YES! I've found a way to talk to Blake. I have to talk through my aura, sounds easy but I'm telling you now, it is difficult. It's just annoying I have to shout everything, but I guess beggars can't be choosers, at least I'm doing something right here, I'm not sure what I'm doing, but it's something in my favor.

I can cry and yell all I want but it's not going to change the fact that Blake isn't going to come, even if she did come what could she do to help me? She probably doesn't believe it's me. What if I make her believe it's me? Not sure how that's gonna pan out, but it's worth a try. How about I say something that only I would know? Hmmm... Something I would only know... And Blake has to know I know... Ah ha! Got it! I was about to speak, but then I remembered, everything I know my body will know. I'm fighting a losing battle here. There are three things that are terrifying me right now, one, I could be trapped like this forever, two, I could end up killing Blake and three, when all this hopefully ends, what will Blake say to me? Will she hate me? Will she never be the same around me again?

Blake's POV
Why? Why would you do that? Why did you reject her? You know you love her. Many thoughts are circling around my head, all thoughts about Yang or involving Yang. Sighing, I close my eyes, wishing this was a horrible nightmare and in a minute I will wake up to find Yang sitting at the edge of my bed making sure I'm ok. Once again, my mind is drifting off to the kiss, it was so tender and loving even though it only lasted mere seconds.

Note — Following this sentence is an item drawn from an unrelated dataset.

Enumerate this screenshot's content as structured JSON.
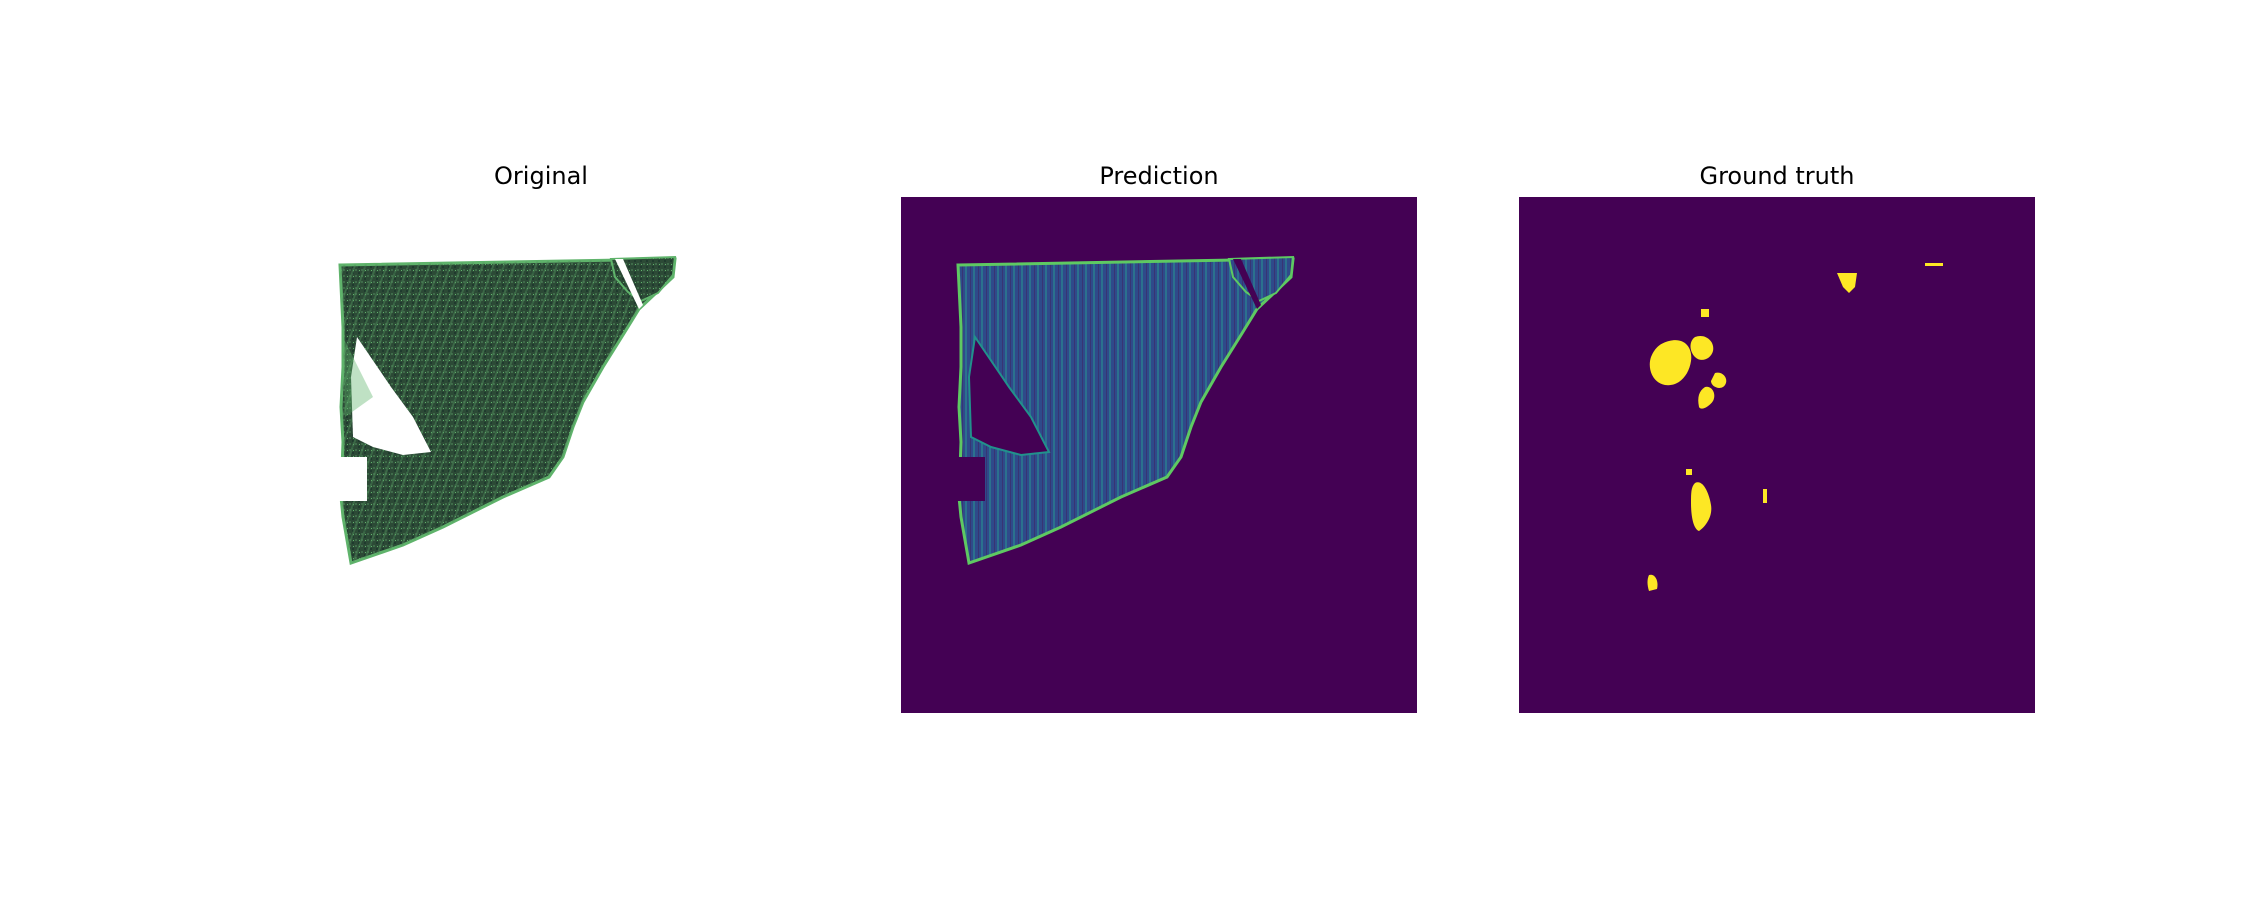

"PLEASE HELP ME, BLAKE!" Yang? That has to be my Yang, hasn't it? I have to go to her. But, wait! Why would she be shouting like that if it is my Yang? Is she mad at me? Disappointed, maybe? "BLAKE, ARE YOU THERE?"

I can't hide in here forever, I have to get to the one I love most. I have to help her even if that means risking my life. She would do the same for me. Before my mind can catch up with my actions, I scramble out of the hole in the tree and dart behind another one. Peaking out from behind the tree, I can see Yang aimlessly walking around in circles.

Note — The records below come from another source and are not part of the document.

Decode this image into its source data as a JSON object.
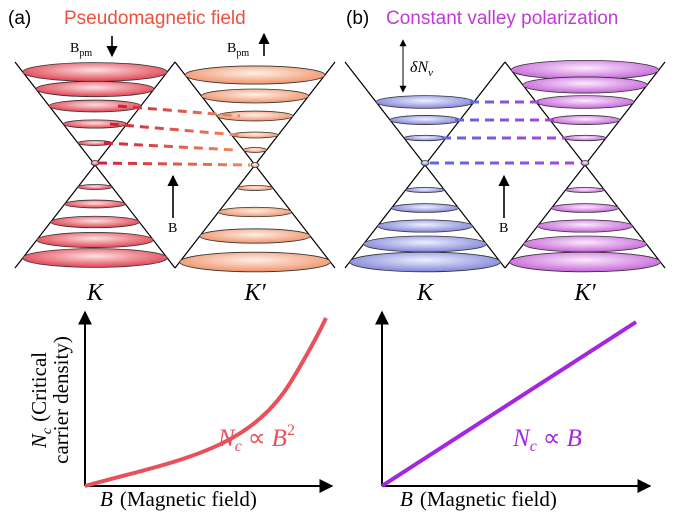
{
  "panel_a": {
    "label": "(a)",
    "title": "Pseudomagnetic field",
    "bpm_left": {
      "base": "B",
      "sub": "pm"
    },
    "bpm_right": {
      "base": "B",
      "sub": "pm"
    },
    "field_label": "B",
    "valleys": [
      "K",
      "K′"
    ],
    "plot": {
      "y_label": {
        "symbol_base": "N",
        "symbol_sub": "c",
        "line1": "(Critical",
        "line2": "carrier density)"
      },
      "x_label": {
        "symbol": "B",
        "text": "(Magnetic field)"
      },
      "relation": {
        "lhs_base": "N",
        "lhs_sub": "c",
        "op": "∝",
        "rhs_base": "B",
        "rhs_sup": "2"
      }
    }
  },
  "panel_b": {
    "label": "(b)",
    "title": "Constant valley polarization",
    "gap_label": {
      "prefix": "δ",
      "base": "N",
      "sub": "v"
    },
    "field_label": "B",
    "valleys": [
      "K",
      "K′"
    ],
    "plot": {
      "x_label": {
        "symbol": "B",
        "text": "(Magnetic field)"
      },
      "relation": {
        "lhs_base": "N",
        "lhs_sub": "c",
        "op": "∝",
        "rhs_base": "B"
      }
    }
  }
}
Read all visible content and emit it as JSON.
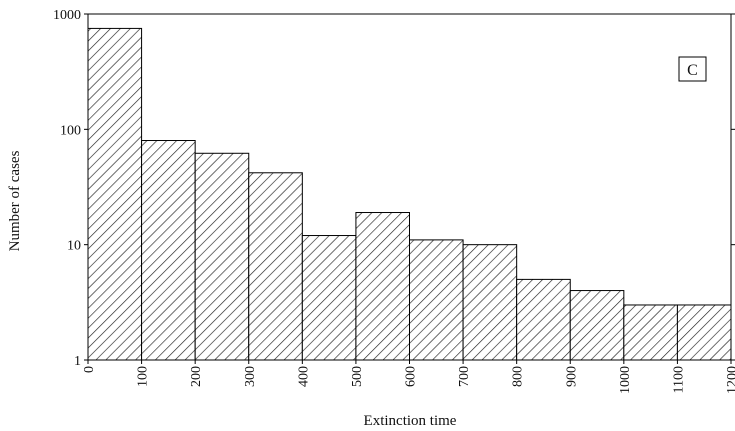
{
  "chart_data": {
    "type": "bar",
    "xlabel": "Extinction time",
    "ylabel": "Number of cases",
    "yscale": "log",
    "ylim": [
      1,
      1000
    ],
    "xlim": [
      0,
      1200
    ],
    "panel_label": "C",
    "bin_edges": [
      0,
      100,
      200,
      300,
      400,
      500,
      600,
      700,
      800,
      900,
      1000,
      1100,
      1200
    ],
    "x_tick_labels": [
      "0",
      "100",
      "200",
      "300",
      "400",
      "500",
      "600",
      "700",
      "800",
      "900",
      "1000",
      "1100",
      "1200"
    ],
    "y_tick_labels": [
      "1",
      "10",
      "100",
      "1000"
    ],
    "values": [
      750,
      80,
      62,
      42,
      12,
      19,
      11,
      10,
      5,
      4,
      3,
      3
    ],
    "bar_style": "diagonal hatch",
    "colors": {
      "bar_fill": "#ffffff",
      "hatch": "#222222",
      "axis": "#000000"
    }
  }
}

"PLEASE, BLAKE, IT'S REALLY ME! I NEED YOUR HELP! I'M TRAPPED!" Yang screams. Her voice still sounded angry and her body still looks peeved but somewhere deep inside that voice I could hear panic, fear and, above all, Yang. Gritting my teeth and closing my eyes, I take a deep breath and shakily let it out. My eyes lock onto my target. With a burst of energy and courage, I run to the jack-o-lantern and hug her with all my might.

"I'm sorry, Yang, I'm sorry, please, forgive me!" I beg. "I love you!" Yang hasn't moved at all, she hasn't reacted to my hug or nothing. Usually, she's the one giving the killer hugs, but now it's my turn to crush her in a bear hug.

"Please!" I continue to plea. My eyes sting as tears roll down my cheeks and fall onto Yang's chest. The heat from Yang's body is tremendous. My head tells me to let go of the flame, otherwise you will burn, but my heart tells me to never let go. Listening to my heart, I tighten my grip and hope for the best.